Пепе смотрел на деньги в своей горсти. Смотрел долго, не поднимая головы.
* * *
А мальчишка в эти несколько ударов сердца жил свою собственную, отдельную от меня жизнь, и в стриженой вшивой голове его шла быстрая, злая арифметика.
Девять пфеннигов. Он и втрое меньшего разом в руках не держал никогда. За девять пфеннигов можно было жить неделю: хлеб, требуха, ночлег под крышей, а не в подворотне, где по осени находят закоченевших таких же, как он. А этот битый доходяга на ящике — кто он ему? Никто. Чужой, пришлый, без роду, сам обобранный вчера дочиста, сам едва живой. Догнать не может — вон, на одной ноге сидит, палкой подпёрся. Крикнуть не крикнет — самому от стражи прятаться. Всё честно по здешнему счёту: кто взял, того и деньги, а зевать не надо. Так учила улица, так учил голод, так учили все, кого он знал за свои десять лет.
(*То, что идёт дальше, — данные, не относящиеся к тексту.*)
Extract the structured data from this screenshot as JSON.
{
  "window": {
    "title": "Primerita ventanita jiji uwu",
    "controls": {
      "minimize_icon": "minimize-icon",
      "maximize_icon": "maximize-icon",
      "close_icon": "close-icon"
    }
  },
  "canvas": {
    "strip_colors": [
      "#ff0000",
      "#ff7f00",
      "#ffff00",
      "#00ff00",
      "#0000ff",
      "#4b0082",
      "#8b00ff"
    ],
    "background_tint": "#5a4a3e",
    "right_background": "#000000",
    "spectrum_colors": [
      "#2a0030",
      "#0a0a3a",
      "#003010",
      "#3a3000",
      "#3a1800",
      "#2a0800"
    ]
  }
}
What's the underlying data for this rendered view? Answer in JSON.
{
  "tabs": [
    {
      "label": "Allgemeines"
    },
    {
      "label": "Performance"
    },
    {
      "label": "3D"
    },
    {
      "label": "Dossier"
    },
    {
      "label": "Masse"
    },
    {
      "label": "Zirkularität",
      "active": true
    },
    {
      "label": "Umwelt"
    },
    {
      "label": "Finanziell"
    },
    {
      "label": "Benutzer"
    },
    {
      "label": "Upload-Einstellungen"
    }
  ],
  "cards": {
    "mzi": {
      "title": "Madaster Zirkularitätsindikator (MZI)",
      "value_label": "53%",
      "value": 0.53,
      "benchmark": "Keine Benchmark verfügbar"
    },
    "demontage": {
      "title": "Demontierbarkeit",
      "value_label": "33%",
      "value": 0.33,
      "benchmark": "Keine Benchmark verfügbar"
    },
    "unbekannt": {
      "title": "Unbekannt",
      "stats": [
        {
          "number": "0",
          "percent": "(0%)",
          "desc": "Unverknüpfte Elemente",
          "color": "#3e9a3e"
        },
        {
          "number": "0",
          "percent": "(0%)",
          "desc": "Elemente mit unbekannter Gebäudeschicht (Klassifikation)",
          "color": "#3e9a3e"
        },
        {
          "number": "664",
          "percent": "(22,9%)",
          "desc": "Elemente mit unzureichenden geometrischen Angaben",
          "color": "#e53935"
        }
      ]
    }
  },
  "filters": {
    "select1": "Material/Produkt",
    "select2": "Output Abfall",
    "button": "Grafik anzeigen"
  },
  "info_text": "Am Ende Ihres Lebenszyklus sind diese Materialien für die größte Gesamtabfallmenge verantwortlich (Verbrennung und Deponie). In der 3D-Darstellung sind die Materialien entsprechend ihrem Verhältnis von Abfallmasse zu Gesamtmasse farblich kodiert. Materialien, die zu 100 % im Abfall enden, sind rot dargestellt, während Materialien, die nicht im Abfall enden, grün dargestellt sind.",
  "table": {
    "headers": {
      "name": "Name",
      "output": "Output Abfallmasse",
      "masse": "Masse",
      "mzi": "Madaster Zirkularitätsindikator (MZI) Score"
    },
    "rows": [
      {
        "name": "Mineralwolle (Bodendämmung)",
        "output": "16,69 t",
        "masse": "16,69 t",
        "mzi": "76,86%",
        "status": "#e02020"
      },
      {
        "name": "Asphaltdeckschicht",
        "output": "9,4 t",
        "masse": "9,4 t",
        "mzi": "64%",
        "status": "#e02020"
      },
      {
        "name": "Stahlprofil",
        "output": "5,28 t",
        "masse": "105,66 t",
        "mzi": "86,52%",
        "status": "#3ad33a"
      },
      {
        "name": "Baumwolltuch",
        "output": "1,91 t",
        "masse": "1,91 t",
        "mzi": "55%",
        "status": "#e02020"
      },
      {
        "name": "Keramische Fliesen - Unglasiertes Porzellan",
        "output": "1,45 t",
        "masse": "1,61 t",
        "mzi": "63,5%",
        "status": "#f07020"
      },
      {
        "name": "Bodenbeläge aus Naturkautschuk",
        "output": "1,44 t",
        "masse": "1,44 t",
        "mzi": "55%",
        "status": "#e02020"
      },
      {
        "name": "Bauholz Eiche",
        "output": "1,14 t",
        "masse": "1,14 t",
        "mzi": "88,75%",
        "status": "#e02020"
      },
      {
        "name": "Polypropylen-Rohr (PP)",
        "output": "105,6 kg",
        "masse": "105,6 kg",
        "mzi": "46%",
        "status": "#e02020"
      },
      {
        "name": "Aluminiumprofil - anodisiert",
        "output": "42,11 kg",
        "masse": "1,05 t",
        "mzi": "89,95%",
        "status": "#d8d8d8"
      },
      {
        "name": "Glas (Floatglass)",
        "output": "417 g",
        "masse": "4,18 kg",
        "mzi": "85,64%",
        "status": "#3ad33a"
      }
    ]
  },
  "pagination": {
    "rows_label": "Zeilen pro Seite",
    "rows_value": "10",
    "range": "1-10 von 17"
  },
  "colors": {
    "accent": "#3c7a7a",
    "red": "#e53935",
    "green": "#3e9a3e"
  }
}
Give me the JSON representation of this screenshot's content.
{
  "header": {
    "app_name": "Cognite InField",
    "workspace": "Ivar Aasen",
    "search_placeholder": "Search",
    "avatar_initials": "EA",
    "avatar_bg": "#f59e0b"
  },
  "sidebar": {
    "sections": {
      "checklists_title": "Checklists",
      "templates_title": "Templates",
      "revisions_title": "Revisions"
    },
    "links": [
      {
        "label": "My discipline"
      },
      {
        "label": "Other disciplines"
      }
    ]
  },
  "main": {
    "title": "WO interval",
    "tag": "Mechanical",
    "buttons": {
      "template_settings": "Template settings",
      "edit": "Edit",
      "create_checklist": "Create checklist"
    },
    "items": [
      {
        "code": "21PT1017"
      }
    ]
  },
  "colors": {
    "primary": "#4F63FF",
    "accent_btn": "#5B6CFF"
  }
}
И всё же он не двинулся с места. Что-то держало его — не страх, страха не было, а другое, чему он и слова-то не знал. Битый доходяга не гнал его, не хватал, не сторожил. Битый доходяга сказал: убежишь потом, ноги у тебя быстрые, — сказал и отдал ему все деньги в руки, сам, зная, что не догонит. Так с ним, с Пепе, не делал ещё никто и никогда. Все только отнимали или сторожили. А этот отдал и ждёт. И оттого бежать вдруг стало муторно, совестно, будто украл бы не у чужого, а у своего, — а своих у Пепе не было отродясь. Он и злился на это чувство, и не мог его перешагнуть.
* * *
— Половина твоя, — сказал я прежде, чем он успеет додумать свою арифметику до конца и решить не в мою пользу. Сказал спокойно, деловито, будто дело давно решённое. — Бери четыре и одну рыбу. И так будет всегда: что вместе заработаем — делим пополам, ты и я. Не потому, что я добрый, — я не добрый, Пепе, зря не жди. А потому, что вор крадёт один раз и бежит, а работник приносит каждый день. Мне выгодно, чтобы ты завтра вернулся сюда живой и целый. И тебе выгодно вернуться. Вот и весь мой расчёт, никакой доброты.
Он поднял на меня глаза — острые, быстрые, оценивающие, совсем не детские. Помолчал. Потом, будто нехотя, отсчитал себе на грязной ладони четыре пфеннига, отделил их большим пальцем. Помедлил ещё. И вдруг протянул мне обратно пять монет и обеих рыбёшек.
— Пять, — сказал он хмуро, глядя в сторону. — Ты придумал. Твоё больше. — И, помолчав, добавил через силу, будто вырывая из себя: — Завтра-то куда придёшь?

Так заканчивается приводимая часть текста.